Un long gros plan du profil de ce dernier, lors d'une entrevue avec Simon, signe la force de la mise en scène de Klotz. Un moment comme celui-ci réaffirme tout à coup la force expressive que peut prendre un simple choix de cadrage. L'ensemble du film avance par larges blocs de séquences collés frontalement, audace qui ne manque pas de faire claquer les sièges des spectateurs impatients et sans doute énervés de ne pas trouver le film social qu'ils attendaient. Certains trouveront peut-être que la rigueur que s'impose le cinéaste est trop théorique, que sa direction d'acteur tend vers la pose et surtout, que son propos ne sert qu'une thèse provocante. Je pense personnellement qu'il évite tout cela, et en particulier sur le dernier point. A aucun moment, le film ne dit que le monde de l'entreprise d'aujourd'hui est l'égal du système nazi ou qu'un licenciement massif équivaut à envoyer des juifs à la mort. Par contre, il y a bien un rapprochement dans l'usage de la langue technique qui dépersonnalise. Il y a surtout une résurgence du passé, provoquée par l'enquête de Simon, des réminiscences terribles qui l'obsède et lui font perdre pieds. Enfin, la mise en parallèle entre licenciement et extermination est le dernier coup porté à Simon, à travers une accusation aussi insultante que révélatrice pour lui de son degré de compromission. Cette contamination du récit par la tragédie de la Shoah n'est donc pas le résultat d'un discours malsain asséné par les auteurs, mais passe bien à travers l'esprit troublé du personnage de Simon. L'une des preuves en est l'intrusion de plus en plus fréquente d'images rêvées par ce dernier au sein du récit. Ce plan d'une montagne de chaussures autour de laquelle s'affairent des ouvrières dans un hangar parait d'abord à la limite. Mais Nicolas Klotz l'explique par un cauchemar et donc le légitime, montrant ainsi qu'il est tout sauf irresponsable. Car tout film traitant la question, quelque soit l'angle d'attaque, les choix esthétiques, la qualité cinématographique ou la position morale, se voit à un moment ou à un autre qualifié d'irresponsable (à ce moment là, qu'on décide le black-out total et qu'on en reste une fois pour toutes à Nuit et brouillard et à Shoah, mais pas sûr que cela fasse avancer les choses d'un point de vue éducatif). Le débat semble sans fin (comme l'a montré l'émission Du grain à moudre de vendredi dernier sur France Culture, intéressante mais, par moments, s'éloignant trop de la réalité du film).

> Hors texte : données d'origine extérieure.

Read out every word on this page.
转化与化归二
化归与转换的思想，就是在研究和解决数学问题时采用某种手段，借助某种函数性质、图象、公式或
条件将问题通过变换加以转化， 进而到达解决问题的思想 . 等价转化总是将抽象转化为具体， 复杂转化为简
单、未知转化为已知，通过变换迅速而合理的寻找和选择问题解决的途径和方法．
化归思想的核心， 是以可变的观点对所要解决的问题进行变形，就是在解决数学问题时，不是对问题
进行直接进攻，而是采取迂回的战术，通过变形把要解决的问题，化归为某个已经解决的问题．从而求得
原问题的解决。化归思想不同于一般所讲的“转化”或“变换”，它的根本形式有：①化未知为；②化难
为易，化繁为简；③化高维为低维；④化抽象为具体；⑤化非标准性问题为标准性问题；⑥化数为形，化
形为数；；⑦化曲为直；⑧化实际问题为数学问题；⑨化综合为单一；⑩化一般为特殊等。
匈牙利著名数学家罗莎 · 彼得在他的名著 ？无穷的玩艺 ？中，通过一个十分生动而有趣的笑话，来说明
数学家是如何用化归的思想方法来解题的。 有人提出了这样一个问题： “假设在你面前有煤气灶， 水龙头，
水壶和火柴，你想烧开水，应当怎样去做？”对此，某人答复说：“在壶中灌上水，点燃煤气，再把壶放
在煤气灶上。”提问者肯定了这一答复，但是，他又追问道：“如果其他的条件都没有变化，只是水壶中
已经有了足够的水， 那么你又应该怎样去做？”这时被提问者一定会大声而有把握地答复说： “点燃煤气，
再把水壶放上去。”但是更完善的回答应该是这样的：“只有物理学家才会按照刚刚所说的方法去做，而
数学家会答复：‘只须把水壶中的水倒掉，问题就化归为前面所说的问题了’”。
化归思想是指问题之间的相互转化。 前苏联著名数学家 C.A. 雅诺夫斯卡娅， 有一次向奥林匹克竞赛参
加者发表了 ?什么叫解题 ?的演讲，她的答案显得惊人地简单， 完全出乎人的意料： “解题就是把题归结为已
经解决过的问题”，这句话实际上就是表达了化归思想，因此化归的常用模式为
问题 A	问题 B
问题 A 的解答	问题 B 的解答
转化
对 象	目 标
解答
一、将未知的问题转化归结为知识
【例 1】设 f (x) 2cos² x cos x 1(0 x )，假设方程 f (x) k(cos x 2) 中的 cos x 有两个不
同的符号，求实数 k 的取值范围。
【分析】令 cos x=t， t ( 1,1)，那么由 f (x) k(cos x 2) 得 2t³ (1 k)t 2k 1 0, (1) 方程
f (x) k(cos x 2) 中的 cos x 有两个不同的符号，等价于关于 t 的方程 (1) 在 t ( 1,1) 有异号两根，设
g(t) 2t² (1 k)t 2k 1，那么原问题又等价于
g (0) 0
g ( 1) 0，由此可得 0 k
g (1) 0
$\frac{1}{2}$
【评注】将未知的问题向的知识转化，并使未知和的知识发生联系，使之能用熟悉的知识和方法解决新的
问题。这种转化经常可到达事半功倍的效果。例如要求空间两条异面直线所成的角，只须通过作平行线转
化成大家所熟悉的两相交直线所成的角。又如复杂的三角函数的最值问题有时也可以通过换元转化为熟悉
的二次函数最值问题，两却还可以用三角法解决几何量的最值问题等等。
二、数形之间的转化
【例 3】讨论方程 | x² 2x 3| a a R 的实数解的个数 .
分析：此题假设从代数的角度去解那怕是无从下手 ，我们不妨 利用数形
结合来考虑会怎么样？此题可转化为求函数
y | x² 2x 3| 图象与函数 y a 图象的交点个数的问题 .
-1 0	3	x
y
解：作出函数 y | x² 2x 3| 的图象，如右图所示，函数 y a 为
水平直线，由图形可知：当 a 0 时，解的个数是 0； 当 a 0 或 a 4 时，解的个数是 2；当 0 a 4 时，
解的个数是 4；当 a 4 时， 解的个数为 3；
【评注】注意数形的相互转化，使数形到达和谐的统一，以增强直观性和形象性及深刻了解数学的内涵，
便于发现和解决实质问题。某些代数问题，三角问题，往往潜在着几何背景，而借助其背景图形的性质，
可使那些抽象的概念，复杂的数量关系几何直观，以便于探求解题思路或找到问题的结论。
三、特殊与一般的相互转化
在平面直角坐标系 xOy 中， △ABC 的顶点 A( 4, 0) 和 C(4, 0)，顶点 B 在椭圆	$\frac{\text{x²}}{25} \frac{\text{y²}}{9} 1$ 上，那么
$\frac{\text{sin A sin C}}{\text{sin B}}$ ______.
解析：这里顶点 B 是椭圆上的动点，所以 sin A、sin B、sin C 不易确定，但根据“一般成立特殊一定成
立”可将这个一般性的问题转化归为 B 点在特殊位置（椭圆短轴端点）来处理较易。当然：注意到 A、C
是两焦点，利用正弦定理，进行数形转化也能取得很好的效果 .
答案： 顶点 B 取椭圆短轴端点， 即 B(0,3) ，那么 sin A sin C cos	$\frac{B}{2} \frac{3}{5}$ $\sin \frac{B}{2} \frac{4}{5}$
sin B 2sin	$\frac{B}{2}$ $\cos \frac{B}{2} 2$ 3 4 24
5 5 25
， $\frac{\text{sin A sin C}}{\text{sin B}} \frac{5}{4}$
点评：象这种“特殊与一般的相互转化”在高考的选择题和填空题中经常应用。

Pour finir avec ce film marquant, et ne pas rester sur ce problème, je dois évoquer la musique, seul part d'humanité non entachée du film, seul espoir. La séquence de rave déjà évoquée, une boîte de nuit au son de New Order et deux longs chants de flamenco et de fado attestent de la présence des corps et de l'art malgré tout. Une musique originale remarquable de Syd Matters enrobe également plusieurs scènes.